Most guys wait until after they are out of the books to do
that! I just came from chessgames.com, where I was
looking over some games of a player who tied for our state
championship this year. I noticed that the opening went
"normally" for both 2300+ players, but when the books
were done something strange happened: really bad moves!
Serious errors were traded back and forth, until finally, a
draw was agreed (though there was plenty of play left for
the lower-rated of the two).
I must admit that most players don't have any refutations
memorized for lines considered horrible, because they
don't often have to face those lines, but still: why play
weak moves, if you don't have to? Does it gain you the
attention you desperately need or something?
Personally, I find that good moves are more effective than
bad ones; for some reason, my bad moves just don't seem
to help me win very many games. Example: I was playing
over one game where the 2300+ (no, not Taylor Kingston)

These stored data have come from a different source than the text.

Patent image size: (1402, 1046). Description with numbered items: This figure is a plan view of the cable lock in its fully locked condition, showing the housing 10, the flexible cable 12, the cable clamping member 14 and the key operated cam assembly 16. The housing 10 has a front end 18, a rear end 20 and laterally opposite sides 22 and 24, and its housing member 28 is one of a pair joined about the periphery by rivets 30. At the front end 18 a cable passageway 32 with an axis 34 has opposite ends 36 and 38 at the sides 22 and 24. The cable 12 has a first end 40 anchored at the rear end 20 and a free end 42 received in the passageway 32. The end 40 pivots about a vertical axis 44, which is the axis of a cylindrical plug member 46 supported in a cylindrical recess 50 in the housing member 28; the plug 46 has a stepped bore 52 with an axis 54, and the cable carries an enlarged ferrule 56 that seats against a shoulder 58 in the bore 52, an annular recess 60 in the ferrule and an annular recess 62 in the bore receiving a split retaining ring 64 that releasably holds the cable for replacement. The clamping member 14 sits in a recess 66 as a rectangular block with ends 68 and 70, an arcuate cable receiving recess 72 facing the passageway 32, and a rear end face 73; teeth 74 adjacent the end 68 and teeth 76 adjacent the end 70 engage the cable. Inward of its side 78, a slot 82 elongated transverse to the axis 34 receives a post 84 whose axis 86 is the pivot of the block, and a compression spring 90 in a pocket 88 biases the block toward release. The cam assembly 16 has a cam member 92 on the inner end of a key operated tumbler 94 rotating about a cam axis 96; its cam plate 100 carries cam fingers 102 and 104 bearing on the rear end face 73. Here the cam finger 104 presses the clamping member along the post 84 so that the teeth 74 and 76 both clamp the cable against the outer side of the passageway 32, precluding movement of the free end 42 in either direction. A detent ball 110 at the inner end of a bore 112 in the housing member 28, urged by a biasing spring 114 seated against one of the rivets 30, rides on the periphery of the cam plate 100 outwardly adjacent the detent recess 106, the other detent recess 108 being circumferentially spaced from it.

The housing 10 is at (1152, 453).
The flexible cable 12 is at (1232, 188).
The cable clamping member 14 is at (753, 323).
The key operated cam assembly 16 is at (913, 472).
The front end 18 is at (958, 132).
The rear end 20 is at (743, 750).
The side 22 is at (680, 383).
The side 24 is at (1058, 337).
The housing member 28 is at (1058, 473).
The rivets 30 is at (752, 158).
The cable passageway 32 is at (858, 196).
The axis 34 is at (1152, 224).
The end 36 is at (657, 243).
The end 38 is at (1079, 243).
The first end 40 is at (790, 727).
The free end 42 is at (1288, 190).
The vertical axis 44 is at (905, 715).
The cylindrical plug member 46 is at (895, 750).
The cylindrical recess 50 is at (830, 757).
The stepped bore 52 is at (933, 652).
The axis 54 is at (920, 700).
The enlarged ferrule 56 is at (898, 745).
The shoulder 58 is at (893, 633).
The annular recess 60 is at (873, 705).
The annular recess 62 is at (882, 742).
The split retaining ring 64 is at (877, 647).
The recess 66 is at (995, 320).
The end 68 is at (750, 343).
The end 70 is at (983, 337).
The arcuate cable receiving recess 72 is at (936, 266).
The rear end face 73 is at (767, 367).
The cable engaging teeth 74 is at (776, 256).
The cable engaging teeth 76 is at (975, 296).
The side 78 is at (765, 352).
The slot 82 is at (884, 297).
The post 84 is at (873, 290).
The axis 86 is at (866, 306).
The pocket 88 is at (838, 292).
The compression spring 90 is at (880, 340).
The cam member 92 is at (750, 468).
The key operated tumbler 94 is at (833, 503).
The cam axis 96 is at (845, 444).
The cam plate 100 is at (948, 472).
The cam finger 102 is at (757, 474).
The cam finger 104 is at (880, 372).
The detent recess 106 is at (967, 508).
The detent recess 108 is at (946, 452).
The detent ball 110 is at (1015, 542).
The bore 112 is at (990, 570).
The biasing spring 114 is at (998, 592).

had the choice between the positionally-correct recapture
....bxc5 or the cheap shot ...Bxc5 which happened to
contain a bit of poison (if White replies B-g5??, Black has
an obvious sac': ...Bxf2+, followed by the routine ...Ne4+
and then ...Nxg5). I would have seen -- but rejected -- the
cheapo, and played the correct recapture with the pawn,
but this guy sees the trappy cheap shot and off he goes,
running into serious trouble later on. That whole game
had him on the defensive, because he went for a cheap
trap. He only drew, although he had many chances to
win because his opponent had no clue either.